Like money moving around and what... I just don't get it. And I've had maybe 15 different people try to explain Bitcoin to me. And I just can't.

Lisa Bodnar:

Oh, I don't understand that.

Julia Marcus:

I just can't. And I'm sure that if I really cared and tried and was interested, maybe I could figure it out. But there's just certain things where my brain just shuts down, and I'm like, "This could not possibly be something that I need to understand."

Lisa Bodnar:

What is the most common website your work computer visits?

Julia Marcus:

Oh, interesting. Probably Twitter.

Lisa Bodnar:

Me too.

Julia Marcus:

That's depressing.

Lisa Bodnar:

It's all right. It's okay. We can own it. Okay. Favorite dessert?

Julia Marcus:

Oh, you know what I really love? I love flan. I'm a huge flan person.

Lisa Bodnar:

Okay. So if you were to ask me, what's my least favorite dessert, I would say flan.

Julia Marcus:

Oh, no.

Lisa Bodnar:

What's the best thing about working at home?

Julia Marcus:

I really don't miss getting dressed for work. I just don't. I'm completely fine with wearing sweat pants for the rest of my life. And I actually think we should just start a movement really? Does anybody want to get dressed for work? Maybe some people do, but can we all just accept sweatpants from now on? Maybe that explained my anger and heartbreak all the time. Maybe I just need to get dressed.

Lisa Bodnar:

All right. This is definitely filler. Would you rather shoot spaghetti out of your fingers or sneeze meatballs?

Julia Marcus:

Definitely, the spaghetti. I would like to un-hear the phrase movement lost.

Lisa Bodnar:

Well, we're leaving it in. There's no editing that out. Sorry about that, Julia.

Julia Marcus:

I just want to say thank you for doing this podcast, because I think we are in a difficult place as human beings right now, that we have lost some of our humanity in all of this. And I feel you are trying to bring that back and it's so important. So I really appreciate it. Thank you.

Lisa Bodnar:

Well, thank you for saying that. And I will say that... Oh my God, can you hear that stomping? That is my children. I think that the positive response to your work is really also a reflection of the importance of empathy right now, and that people want their experiences validated. We're obviously not getting that from our federal government or many other places that I think we normally look to when there's this collective grieving. And I think that's why I felt so connected to you and wanted to talk to you, because I think we both shared this feelings of, "We need to bring more empathy into the world." That's what really resonated about your work. It made me think a lot because I was sort of on the like, "Goddamn, you people that don't wear masks." And I was like, "Oh, my God.
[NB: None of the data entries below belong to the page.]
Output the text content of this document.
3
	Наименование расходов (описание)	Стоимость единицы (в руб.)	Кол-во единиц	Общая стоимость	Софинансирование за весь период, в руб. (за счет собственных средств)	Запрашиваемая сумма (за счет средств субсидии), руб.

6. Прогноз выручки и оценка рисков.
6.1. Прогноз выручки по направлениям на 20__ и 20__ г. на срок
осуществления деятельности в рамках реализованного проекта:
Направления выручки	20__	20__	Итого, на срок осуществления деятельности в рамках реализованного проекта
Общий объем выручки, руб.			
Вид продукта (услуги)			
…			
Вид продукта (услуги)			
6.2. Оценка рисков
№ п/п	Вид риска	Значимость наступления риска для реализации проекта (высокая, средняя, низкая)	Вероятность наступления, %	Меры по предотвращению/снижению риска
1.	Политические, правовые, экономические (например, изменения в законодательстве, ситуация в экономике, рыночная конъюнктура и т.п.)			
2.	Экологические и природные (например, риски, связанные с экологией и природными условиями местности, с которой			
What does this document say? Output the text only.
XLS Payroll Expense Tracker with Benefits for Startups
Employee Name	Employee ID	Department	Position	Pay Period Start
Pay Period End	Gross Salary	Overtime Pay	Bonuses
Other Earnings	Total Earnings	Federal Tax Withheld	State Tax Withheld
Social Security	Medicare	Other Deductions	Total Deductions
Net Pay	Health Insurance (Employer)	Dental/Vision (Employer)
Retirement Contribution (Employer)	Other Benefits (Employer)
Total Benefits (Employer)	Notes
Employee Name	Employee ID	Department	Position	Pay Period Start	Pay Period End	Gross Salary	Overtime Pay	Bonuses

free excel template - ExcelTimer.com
Julia is really speaking to me now. I need to tone this back."

Julia Marcus:

But that response is also completely normal and as much as we can just help everybody get back to a place of seeing each other as human beings first and foremost, before we yell at them about stuff, which is also understandable, but at least first, thinking of each other as human. I think that's so important. So yeah, thank you.

Lisa Bodnar:

This was so wonderful to talk to you.

Julia Marcus:

You too.

Lisa Bodnar:

Thank you so much for sharing parts of yourself that maybe you haven't shared with the rest of the world that you've publicly talked to. So thank you.

Julia Marcus:

Thank you. It's been such a pleasure.

Lisa Bodnar:

Okay, let's keep in touch. Now we're buds.

Julia Marcus:

Yeah, totally.

Lisa Bodnar:

We just drank wine together.

Julia Marcus:

Yes, in our closets.

Lisa Bodnar:

In our closets. I can't say that about a lot of people that I know, we drank wine together in our closets.